If 3 months seems overwhelming, start with 3 weeks. I know people who go to the grocery store every single day. Going from every day to once a week may be a huge step. If this is you, start with one week and then work your way up! Don’t try to do something that is unrealistic for your family. Start with something that you will stick with.
Buy What You Will Eat!
I will say this over and over again. Buy what you will eat.
If you never eat sauerkraut, don’t buy sauerkraut (though you can make your own and it’s delicious).
On the other hand, if you used to make bread and you all eat a lot of bread, but you just haven’t made any recently because you buy it pre-made due of time – buy flour and other bread making ingredients! It’s something that you can make and you all will eat.

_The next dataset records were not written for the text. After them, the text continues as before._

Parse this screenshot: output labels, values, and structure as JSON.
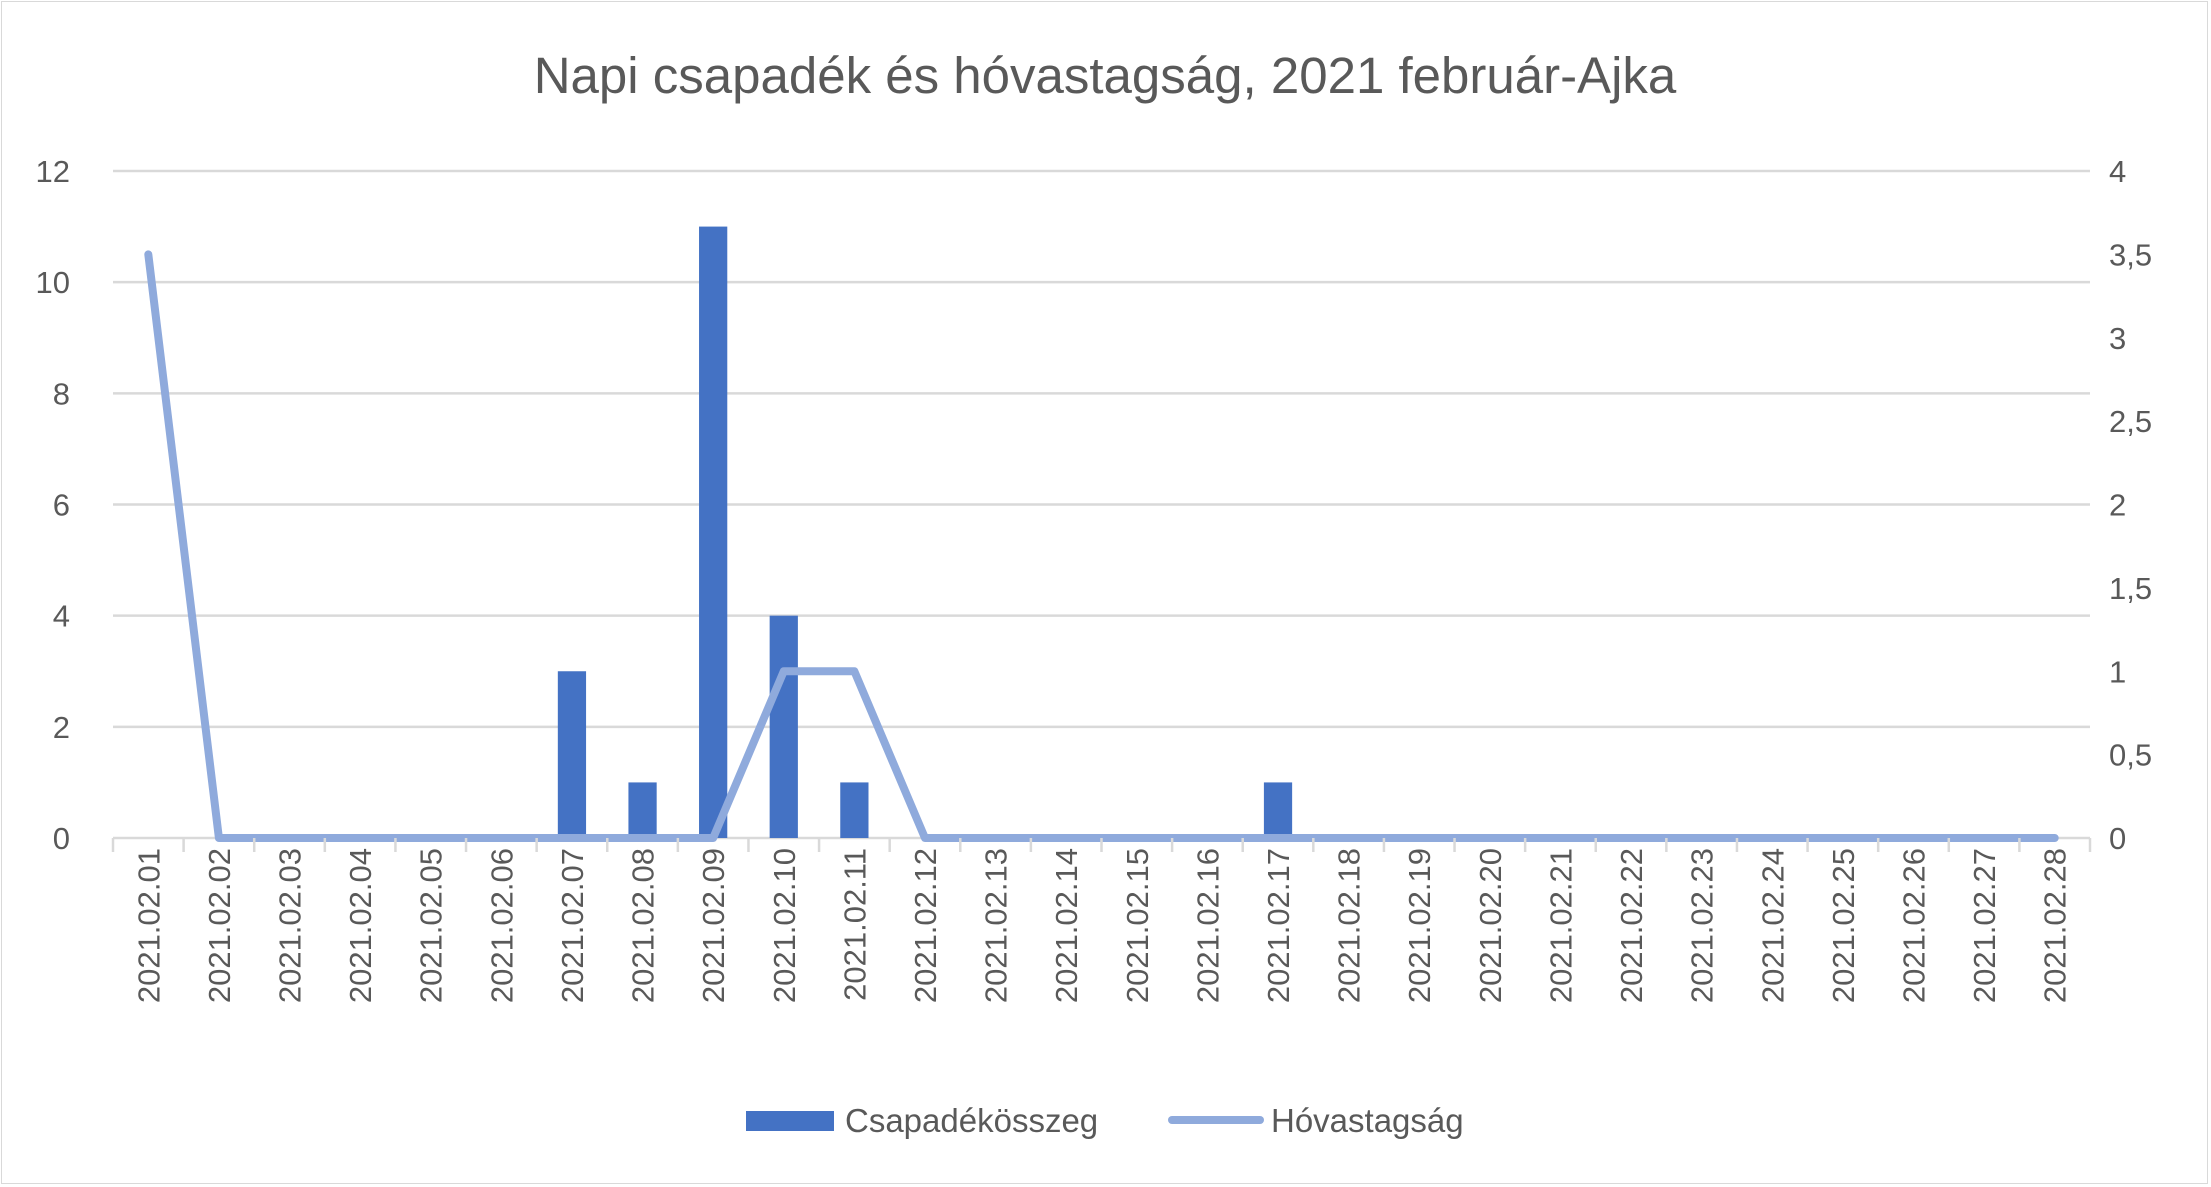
{
  "chart_data": {
    "type": "bar+line",
    "title": "Napi csapadék és hóvastagság, 2021 február-Ajka",
    "categories": [
      "2021.02.01",
      "2021.02.02",
      "2021.02.03",
      "2021.02.04",
      "2021.02.05",
      "2021.02.06",
      "2021.02.07",
      "2021.02.08",
      "2021.02.09",
      "2021.02.10",
      "2021.02.11",
      "2021.02.12",
      "2021.02.13",
      "2021.02.14",
      "2021.02.15",
      "2021.02.16",
      "2021.02.17",
      "2021.02.18",
      "2021.02.19",
      "2021.02.20",
      "2021.02.21",
      "2021.02.22",
      "2021.02.23",
      "2021.02.24",
      "2021.02.25",
      "2021.02.26",
      "2021.02.27",
      "2021.02.28"
    ],
    "series": [
      {
        "name": "Csapadékösszeg",
        "type": "bar",
        "axis": "left",
        "color": "#4472c4",
        "values": [
          0,
          0,
          0,
          0,
          0,
          0,
          3,
          1,
          11,
          4,
          1,
          0,
          0,
          0,
          0,
          0,
          1,
          0,
          0,
          0,
          0,
          0,
          0,
          0,
          0,
          0,
          0,
          0
        ]
      },
      {
        "name": "Hóvastagság",
        "type": "line",
        "axis": "right",
        "color": "#8faadc",
        "values": [
          3.5,
          0,
          0,
          0,
          0,
          0,
          0,
          0,
          0,
          1,
          1,
          0,
          0,
          0,
          0,
          0,
          0,
          0,
          0,
          0,
          0,
          0,
          0,
          0,
          0,
          0,
          0,
          0
        ]
      }
    ],
    "y_left": {
      "range": [
        0,
        12
      ],
      "ticks": [
        "0",
        "2",
        "4",
        "6",
        "8",
        "10",
        "12"
      ]
    },
    "y_right": {
      "range": [
        0,
        4
      ],
      "ticks": [
        "0",
        "0,5",
        "1",
        "1,5",
        "2",
        "2,5",
        "3",
        "3,5",
        "4"
      ]
    },
    "grid": true,
    "legend": "bottom"
  }
}
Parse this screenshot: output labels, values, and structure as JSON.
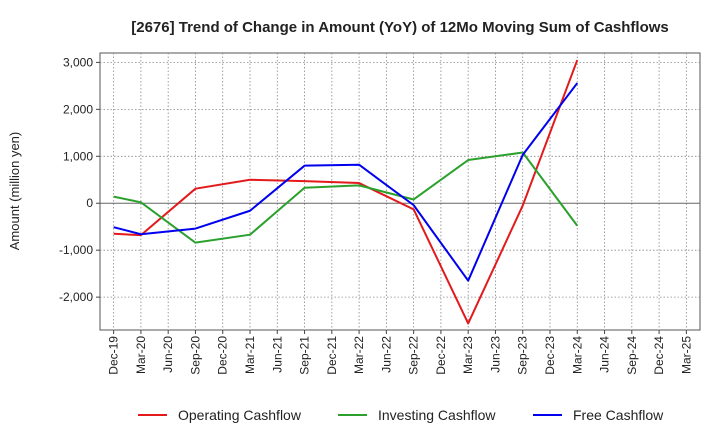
{
  "chart_data": {
    "type": "line",
    "title": "[2676]  Trend of Change in Amount (YoY) of 12Mo Moving Sum of Cashflows",
    "xlabel": "",
    "ylabel": "Amount (million yen)",
    "ylim": [
      -2700,
      3200
    ],
    "yticks": [
      3000,
      2000,
      1000,
      0,
      -1000,
      -2000
    ],
    "ytick_labels": [
      "3,000",
      "2,000",
      "1,000",
      "0",
      "-1,000",
      "-2,000"
    ],
    "grid": true,
    "legend_position": "bottom",
    "categories": [
      "Dec-19",
      "Mar-20",
      "Jun-20",
      "Sep-20",
      "Dec-20",
      "Mar-21",
      "Jun-21",
      "Sep-21",
      "Dec-21",
      "Mar-22",
      "Jun-22",
      "Sep-22",
      "Dec-22",
      "Mar-23",
      "Jun-23",
      "Sep-23",
      "Dec-23",
      "Mar-24",
      "Jun-24",
      "Sep-24",
      "Dec-24",
      "Mar-25"
    ],
    "series": [
      {
        "name": "Operating Cashflow",
        "color": "#e31a1c",
        "values": [
          -650,
          -680,
          null,
          310,
          null,
          500,
          null,
          470,
          null,
          430,
          null,
          -130,
          null,
          -2560,
          null,
          -50,
          null,
          3050,
          null,
          null,
          null,
          null
        ]
      },
      {
        "name": "Investing Cashflow",
        "color": "#2ca02c",
        "values": [
          140,
          20,
          null,
          -840,
          null,
          -670,
          null,
          330,
          null,
          380,
          null,
          80,
          null,
          920,
          null,
          1080,
          null,
          -480,
          null,
          null,
          null,
          null
        ]
      },
      {
        "name": "Free Cashflow",
        "color": "#0000ee",
        "values": [
          -510,
          -660,
          null,
          -540,
          null,
          -160,
          null,
          800,
          null,
          820,
          null,
          -40,
          null,
          -1650,
          null,
          1030,
          null,
          2560,
          null,
          null,
          null,
          null
        ]
      }
    ]
  }
}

Keep in mind how much you eat of certain foods. If you hardly every use sugar, don’t spend your money on 25 pounds of sugar. What do you go through the most? Those are your focus food items that you need to make sure are on hand.
Food Supply Checklist Printable
I wanted to be able to give you an idea of foods to buy to get you started, as well as provide a printable page so that you can print the list and make notations to tailor it to you and your family’s needs.
Divide Food Supplies into categories. You can get a free printable from me with details in each category. Click Here.
If you already get my emails, then just go to the downloads page link in each email and you’ll see it on the Downloads Page. Otherwise, you can sign up for the printable and get my other downloads here. You’ll get a welcome email with a link to the Download’s page.
Here’s a sample of what’s on the list, but each one of these will have specifics (what type of canned goods, etc):
- Canned Goods
- Baking Needs
- Dinner Sauces and other Additions
- Herbs and Spices
- Breakfast Dried Foods
- Lunch Dried/canned Ingredients
- Refrigerator Replacements
- Beef and Pork
- Fish and Shrimp
Again, this is just a sample. Go to my download page for the full document.
How Much to Buy
I don’t buy a certain amount of foods per person (Except for water. See below.). I buy a lot of everything on my list and restock when necessary. I do it this way because I don’t use the same amount of food per person at the same rate. It changes often based on who is at home for dinner and what I choose to cook. Because of this, when I get some food out of the cupboard and see that I’m starting to get a little low on a few things, I will make note of everything I should top off and make that purchase in the next few days. These new items go in the back of the cupboard so that I use the oldest items first.
You know what you go through the most. If you eat rice every other day, then buy a lot of rice. You can buy food grade buckets with lids at local hardware stores (or here) and fill those buckets with rice, flours, or beans (if you eat a lot of beans).
Don’t Forget Water
We have a natural water source at our home, so this is not an area we worry about very much. Having enough water is more important than having food. Emergency Preparedness Part 3 will talk about securing enough water for your home in many different ways. There is a lot of basic knowledge needed, but a lot of practical things easily remembered.
For example, 1 gallon of water on hand is suggested per person per day. This is just drinking water. Don’t forget water for cooking and washing, or very important for those in short term emergencies, flushing toilets.
So, though we have water sources available outside our home, we also keep 3 gallons of water per person stored in our home. I also have old milk jugs that have been washed and filled with water that I keep to pour into toilets for flushing.
When we lived in a suburb we had our water shut off more than once. The first time this happened, my 85 year old neighbor asked us what we had on hand. I told him we had bottled water so we were ok, but he still sent his son over with gallons of water in milk jugs for the toilets. I was so grateful. It’s learning moments like that they point out how reliant we are on everything working like clockwork.